Flash Pop-Up vs Flash Dedicado: Qual escolher?
Principalmente para quem está começando na fotografia, provavelmente já se deparou com essa dúvida: usar o flash pop-up, aquele embutido na câmera ou investir em um flash externo dedicado? A resposta não é tão simples quanto parece, e entender as diferenças entre os dois pode mudar bastante a forma como você ilumina suas fotos.
Flash Pop-Up
O flash pop-up é aquele flash embutido que sobe na câmera quando acionado, em alguns casos de forma automática ou na forma manual. Ele está presente em boa parte das câmeras de entrada e intermediárias, e sua grande vantagem é a conveniência: está sempre ali, pronto para usar, sem nenhum equipamento adicional.
Mas a praticidade tem um preço. Por estar fixo acima da lente e muito próximo do eixo óptico, o flash pop-up produz uma luz dura, frontal e sem nenhuma nuance. O resultado costuma ser bem conhecido: fundos escuros, olhos vermelhos e aquela sensação de foto “queimada” no rosto do fotografado. Além disso, o alcance é limitado e o número guia (que mede a potência do flash), é geralmente baixo, sendo pouco eficaz em ambientes maiores.
Flash Dedicado
O flash dedicado, também chamado de speedlight ou speedlite dependendo do fabricante, é um equipamento externo que se encaixa no hot shoe (sapata) da câmera. Ele se comunica diretamente com a câmera, sincronizando a exposição e, em modelos mais avançados, ajustando a potência automaticamente via sistema TTL (Through The Lens).
Luz controlada
A principal vantagem do flash dedicado é o controle sobre a direção da luz.

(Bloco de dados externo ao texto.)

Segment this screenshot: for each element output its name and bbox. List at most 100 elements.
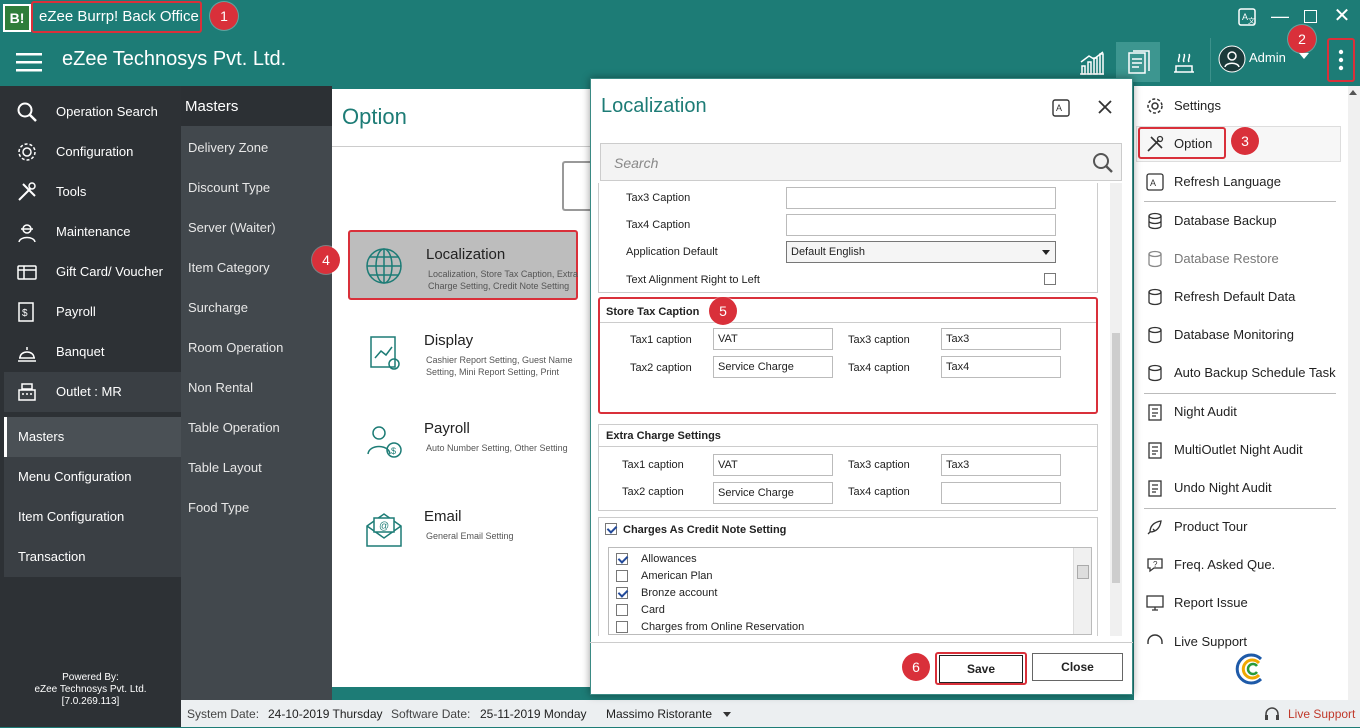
option-card-payroll[interactable]: $ Payroll Auto Number Setting, Other Set… [348,406,578,476]
masters-item[interactable]: Surcharge [188,300,248,315]
list-item-checkbox[interactable] [616,553,628,565]
title-bar [0,0,1360,36]
sidebar-item-payroll[interactable]: $ Payroll [4,292,181,332]
sidebar-item-maintenance[interactable]: Maintenance [4,212,181,252]
kitchen-icon[interactable] [1162,42,1206,82]
credit-note-checkbox[interactable] [605,523,617,535]
banquet-icon [16,341,38,363]
option-search-box[interactable] [562,161,592,211]
masters-item[interactable]: Table Layout [188,460,262,475]
masters-item[interactable]: Item Category [188,260,270,275]
masters-item[interactable]: Food Type [188,500,249,515]
tax3-caption-input[interactable] [786,187,1056,209]
chevron-down-icon[interactable] [723,712,731,717]
sidebar-item-configuration[interactable]: Configuration [4,132,181,172]
list-scroll-thumb[interactable] [1077,565,1089,579]
sidebar-sub-masters[interactable]: Masters [4,417,181,457]
register-icon [16,381,38,403]
masters-item[interactable]: Non Rental [188,380,253,395]
close-window-icon[interactable]: ✕ [1332,6,1352,26]
sidebar-item-banquet[interactable]: Banquet [4,332,181,372]
masters-item[interactable]: Delivery Zone [188,140,268,155]
menu-item-product-tour[interactable]: Product Tour [1146,511,1342,543]
sidebar-item-tools[interactable]: Tools [4,172,181,212]
menu-item-refresh-language[interactable]: A Refresh Language [1146,166,1342,198]
live-support-link[interactable]: Live Support [1288,700,1355,728]
extra-tax2-input[interactable]: Service Charge [713,482,833,504]
menu-item-option[interactable]: Option [1146,128,1342,160]
menu-item-database-monitoring[interactable]: Database Monitoring [1146,319,1342,351]
save-button[interactable]: Save [939,655,1023,683]
sidebar-sub-item-configuration[interactable]: Item Configuration [4,497,181,537]
language-icon: A [1146,173,1164,191]
scroll-up-icon[interactable] [1349,90,1357,95]
close-icon[interactable] [1096,98,1114,116]
masters-item[interactable]: Room Operation [188,340,283,355]
masters-item[interactable]: Server (Waiter) [188,220,276,235]
store-tax4-input[interactable]: Tax4 [941,356,1061,378]
search-icon[interactable] [1092,152,1114,174]
menu-item-database-backup[interactable]: Database Backup [1146,205,1342,237]
menu-item-settings[interactable]: Settings [1146,90,1342,122]
menu-item-multioutlet-night-audit[interactable]: MultiOutlet Night Audit [1146,434,1342,466]
dialog-search-input[interactable]: Search [600,143,1122,181]
sidebar-sub-menu-configuration[interactable]: Menu Configuration [4,457,181,497]
tax4-caption-input[interactable] [786,214,1056,236]
store-tax2-input[interactable]: Service Charge [713,356,833,378]
menu-item-label: Option [1174,136,1213,151]
menu-item-live-support[interactable]: Live Support [1146,626,1342,650]
outlet-selector[interactable]: Massimo Ristorante [606,700,712,728]
right-menu-scrollbar[interactable] [1348,86,1360,700]
minimize-icon[interactable]: — [1270,6,1290,26]
dialog-scroll-body: Tax3 Caption Tax4 Caption Application De… [598,183,1110,636]
document-icon[interactable] [1116,42,1160,82]
menu-item-faq[interactable]: ? Freq. Asked Que. [1146,549,1342,581]
list-item-checkbox[interactable] [616,570,628,582]
close-button[interactable]: Close [1032,653,1123,681]
extra-tax3-input[interactable]: Tax3 [941,454,1061,476]
menu-item-night-audit[interactable]: Night Audit [1146,396,1342,428]
text-align-rtl-checkbox[interactable] [1044,273,1056,285]
application-default-select[interactable]: Default English [786,241,1056,263]
app-logo-text: B! [5,6,29,30]
list-item-checkbox[interactable] [616,621,628,633]
headset-icon [1146,633,1164,650]
store-tax3-input[interactable]: Tax3 [941,328,1061,350]
menu-item-database-restore[interactable]: Database Restore [1146,243,1342,275]
option-card-title: Email [424,508,462,525]
dialog-scrollbar[interactable] [1110,183,1122,636]
masters-item[interactable]: Discount Type [188,180,270,195]
extra-tax4-input[interactable] [941,482,1061,504]
list-item-checkbox[interactable] [616,587,628,599]
credit-note-heading: Charges As Credit Note Setting [623,524,787,536]
refresh-data-icon [1146,288,1164,306]
option-card-localization[interactable]: Localization Localization, Store Tax Cap… [348,230,578,300]
sidebar-item-gift-card[interactable]: Gift Card/ Voucher [4,252,181,292]
sidebar-sub-transaction[interactable]: Transaction [4,537,181,577]
hamburger-menu-icon[interactable] [16,52,42,72]
sidebar-item-outlet[interactable]: Outlet : MR [4,372,181,412]
version-text: [7.0.269.113] [61,696,120,707]
more-options-icon[interactable] [1327,38,1355,82]
gift-card-icon [16,261,38,283]
option-card-display[interactable]: Display Cashier Report Setting, Guest Na… [348,318,578,388]
list-scrollbar[interactable] [1073,548,1091,634]
list-item-label: Bronze account [641,587,718,599]
menu-item-undo-night-audit[interactable]: Undo Night Audit [1146,472,1342,504]
option-card-email[interactable]: @ Email General Email Setting [348,494,578,564]
menu-item-report-issue[interactable]: Report Issue [1146,587,1342,619]
list-item-checkbox[interactable] [616,604,628,616]
menu-item-refresh-default-data[interactable]: Refresh Default Data [1146,281,1342,313]
masters-item[interactable]: Table Operation [188,420,280,435]
extra-tax2-label: Tax2 caption [622,486,684,498]
store-tax1-input[interactable]: VAT [713,328,833,350]
sidebar-item-operation-search[interactable]: Operation Search [4,92,181,132]
maximize-icon[interactable] [1304,10,1317,23]
dialog-scroll-thumb[interactable] [1112,333,1120,583]
chart-icon[interactable] [1070,42,1114,82]
extra-tax1-input[interactable]: VAT [713,454,833,476]
translate-icon[interactable]: A文 [1238,8,1256,26]
help-icon: ? [1146,556,1164,574]
menu-item-auto-backup[interactable]: Auto Backup Schedule Task [1146,357,1342,389]
translate-icon[interactable]: A [1052,99,1070,117]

Com ele, é possível inclinar para cima e rebater a luz no teto, resultando em uma iluminação muito mais suave e natural, sem sombras duras no rosto. Dá para virar para os lados também, rebatendo em paredes para uma luz lateral mais dramática. Esse recurso sozinho já justifica o investimento para muitos fotógrafos.
O flash pop-up não oferece nenhum desse controle. A luz vai sempre em linha reta, diretamente sobre o assunto em questão.
Potência e TTL
Flashes dedicados têm números guia muito maiores, com alguns modelos chegando a GN 60 ou mais, o que significa alcance significativamente maior e capacidade de iluminar ambientes amplos sem perder qualidade. O pop-up, com número guia típico entre 10 e 15, esgota seu potencial rapidamente.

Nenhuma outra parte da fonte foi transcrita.